The question why l2 weight decay helps to regularize (linear) models has been answered several times. And often the explanation is done graphically to show the effect on the decision boundary which is useful to understand the impact of different values. We want to illustrate it the impact by analyzing feature weights of a linear SVM model.
The objective of a linear SVM is:
alpha * T.sum(w**2) * 0.5 + T.maximum(0, 1 - y * T.dot(x, w)).
where x is the input vector, w the weight matrix and y the label as a scalar. We are omitting the bias for brevity.
Let’s start with alpha=0 which means the learning is only driven by the hinge loss. In case there is a small group of features present in all positive samples, the model assigns higher values to those weights. So far, this is nothing special and hopefully helps to drive the error towards zero. With a test set, we can define a stop condition and determine the best model.
But what happens if new data follows a slightly different pattern and those features from the group are not (always) present? Because the learning assigned larger weights to those particular features, the only hope is that the rest of the features is sufficient for a position prediction: T.dot(x_new, W) > 0. However, if the learned model mostly relies on high-magnitude feature weights for the predictions, new data might get a lower confidence or even a negative value.
In other words, without a constraint for the weights, it can happen that the prediction is using very few features to determine the class and thus, assigns high values to those weights.

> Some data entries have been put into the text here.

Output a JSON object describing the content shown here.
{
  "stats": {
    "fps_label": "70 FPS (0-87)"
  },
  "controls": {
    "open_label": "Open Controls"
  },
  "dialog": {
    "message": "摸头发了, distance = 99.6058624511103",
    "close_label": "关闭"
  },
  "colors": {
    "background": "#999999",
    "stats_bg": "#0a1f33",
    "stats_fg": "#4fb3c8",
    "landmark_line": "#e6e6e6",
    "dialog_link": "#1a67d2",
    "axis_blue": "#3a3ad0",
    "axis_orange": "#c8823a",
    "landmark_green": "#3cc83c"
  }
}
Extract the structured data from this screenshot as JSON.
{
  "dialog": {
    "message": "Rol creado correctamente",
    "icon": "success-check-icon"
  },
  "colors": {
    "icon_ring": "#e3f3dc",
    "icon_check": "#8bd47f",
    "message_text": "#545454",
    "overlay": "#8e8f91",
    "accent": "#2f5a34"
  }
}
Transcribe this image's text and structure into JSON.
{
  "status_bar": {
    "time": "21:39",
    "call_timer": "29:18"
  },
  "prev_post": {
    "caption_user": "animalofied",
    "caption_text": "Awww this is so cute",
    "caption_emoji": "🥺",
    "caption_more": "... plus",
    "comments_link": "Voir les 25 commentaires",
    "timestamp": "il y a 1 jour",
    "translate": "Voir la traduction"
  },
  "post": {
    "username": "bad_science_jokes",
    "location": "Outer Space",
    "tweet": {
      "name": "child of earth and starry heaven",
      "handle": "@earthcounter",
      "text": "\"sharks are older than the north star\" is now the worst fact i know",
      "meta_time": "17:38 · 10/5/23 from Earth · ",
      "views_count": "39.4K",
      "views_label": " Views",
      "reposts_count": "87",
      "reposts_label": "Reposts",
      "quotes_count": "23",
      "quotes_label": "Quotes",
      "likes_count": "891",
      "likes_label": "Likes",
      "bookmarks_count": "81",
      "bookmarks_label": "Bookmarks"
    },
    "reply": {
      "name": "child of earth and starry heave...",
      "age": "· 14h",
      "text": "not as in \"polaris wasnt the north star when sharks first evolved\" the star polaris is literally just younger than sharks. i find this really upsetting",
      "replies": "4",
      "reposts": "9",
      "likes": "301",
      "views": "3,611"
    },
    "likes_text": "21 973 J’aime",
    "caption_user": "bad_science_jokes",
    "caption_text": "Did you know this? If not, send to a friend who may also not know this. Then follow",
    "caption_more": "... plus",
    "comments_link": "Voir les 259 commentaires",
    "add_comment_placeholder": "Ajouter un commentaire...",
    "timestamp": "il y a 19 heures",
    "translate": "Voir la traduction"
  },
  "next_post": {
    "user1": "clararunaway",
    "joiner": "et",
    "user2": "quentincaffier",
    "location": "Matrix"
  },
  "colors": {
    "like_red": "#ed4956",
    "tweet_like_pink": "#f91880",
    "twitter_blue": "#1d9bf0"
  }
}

In the most extreme case, the prediction only relies on a single feature for a correct prediction of the training data. Thus, other features are mostly ignored, since a small subset of features explains all regularities in the _training_ data. How can this problem be fixed with weight decay?
Let’s ignore alpha for the moment and focus on the sum. The loss of the l2 decay is lower if all weights are close to zero or in general “smaller”. For instance, W = [0.89, 0.01, 0.05, 0.63] has a l2 loss of ~1.19 while W = [0.445, 0.05, 0.1, 0.315] only has a loss of ~0.31. As a result, a model with l2 decay is forced utilize more features for a correct prediction instead of relying just on very few features. This also has a positive effect on the regularization because the weight is “distributed” among more features which increases the chance that unseen, but more challenging, examples will be correctly classified.
Bottom line, weight decay is a very easy, but also powerful method to to improve the generalization of models. The alpha is a trade-off between classification accuracy and the model capacity which need to be chosen carefully. On the one side, if alpha is too large, no correct predictions are possible because the weights cannot grow to push examples on the correct side of the hyperplane. And on the other side, if alpha is too small, the model will overfit and does not -sufficiently- generalize to new data.